For this project, I am using the Wikipedia, spacy, and textacy.extract modules.
I used the wikipedia module to grab the page I set my subject to. It will returns a string of its contents.
Then, I use the textacy.extract.semistructured_statements() to filter out facts. It takes in two required args. The first one is the document, and the second one is the entity.
For testing purposes, I have tried setting the subject to Ubuntu and Bill Gates.
#The Subject we are looking for
subject = 'Bill Gates'
#The Wikipedia Page
wikiResults = wikipedia.search(subject)
wikiPage = wikipedia.page(wikiResults[0]).content
#Spacy
nlp = spacy.load("en_core_web_sm")
document = nlp(wikiPage)
#Textacy.Extract
statments = textacy.extract.semistructured_statements(document, subject)
for statement in statements:
subject, verb, fact = statement
print(fact)
So when I run the program, I am returned with multiple results from searching Ubuntu, but not Bill Gates. Why is this and how can I improve my code to extract more facts out of a Wikipedia page?
You need to process the document using different cues to extract common verbs used to describe a subject, also you need to split the string if you have multiple words to search.

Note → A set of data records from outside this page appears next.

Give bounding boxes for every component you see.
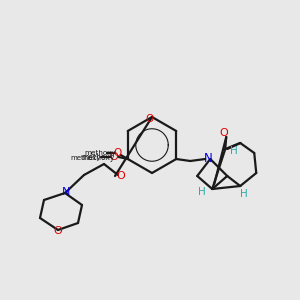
Text: H: H [230, 146, 238, 156]
Text: O: O [114, 148, 122, 158]
Text: O: O [110, 152, 118, 162]
Text: O: O [220, 128, 229, 138]
Text: methoxy: methoxy [84, 150, 116, 156]
Text: N: N [62, 187, 70, 197]
Text: O: O [54, 226, 62, 236]
Text: methoxy: methoxy [81, 152, 114, 161]
Text: O: O [145, 114, 153, 124]
Text: N: N [204, 152, 213, 166]
Text: H: H [198, 187, 206, 197]
Text: H: H [240, 189, 248, 199]
Text: methoxy: methoxy [70, 155, 101, 161]
Text: O: O [117, 171, 125, 181]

For example for Bill Gates you will need to search for 'Bill', 'Gates', 'Bill Gates' combinations and you need to extract different cue base verbs used to describe a person/object of intrest.
So for example searching for 'Gates':
statments = textacy.extract.semistructured_statements(document, "Gates", cue = 'have', max_n_words = 200, )
will get you more stuff like:
* entity: Gates , cue: had , fact: primary responsibility for Microsoft's product strategy from the company's founding in 1975 until 2006
* entity: Gates , cue: is , fact: notorious for not being reachable by phone and for not returning phone calls
* entity: Gates , cue: was , fact: the second wealthiest person behind Carlos Slim, but regained the top position in 2013, according to the Bloomberg Billionaires List
* entity: Bill , cue: were , fact: the second-most generous philanthropists in America, having given over $28 billion to charity
* entity: Gates , cue: was , fact: seven years old
* entity: Gates , cue: was , fact: the guest on BBC Radio 4's Desert Island Discs on January 31, 2016, in which he talks about his relationships with his father and Steve Jobs, meeting Melinda Ann French, the start of Microsoft and some of his habits (for example reading The Economist "from cover to cover every week
* entity: Gates , cue: was , fact: the world's highest-earning billionaire in 2013, as his net worth increased by US$15.8 billion to US$78.5 billion
Please note that the verbs can be negative like in the 2 result!
I also noted that using a max_n_words with more than the default 20 words can lead to more intresting statements.
Here is my complete script:
import wikipedia
import spacy
import textacy
import en_core_web_sm
subject = 'Bill Gates'
#The Wikipedia Page
wikiResults = wikipedia.search(subject)
#print("wikiResults:", wikiResults)
wikiPage = wikipedia.page(wikiResults[0]).content
print("\n\nwikiPage:", wikiPage, "'\n")
nlp = en_core_web_sm.load()
document = nlp(wikiPage)
uniqueStatements = set()
for word in ["Gates", "Bill", "Bill Gates"]:
for cue in ["be", "have", "write", "talk", "talk about"]:
statments = textacy.extract.semistructured_statements(document, word, cue = cue, max_n_words = 200, )
for statement in statments:
uniqueStatements.add(statement)
print("found", len(uniqueStatements), "statements.")
for statement in uniqueStatements:
entity, cue, fact = statement
print("* entity:",entity, ", cue:", cue, ", fact:", fact)
Varing subjects and cues verb get me 23 results instead of one.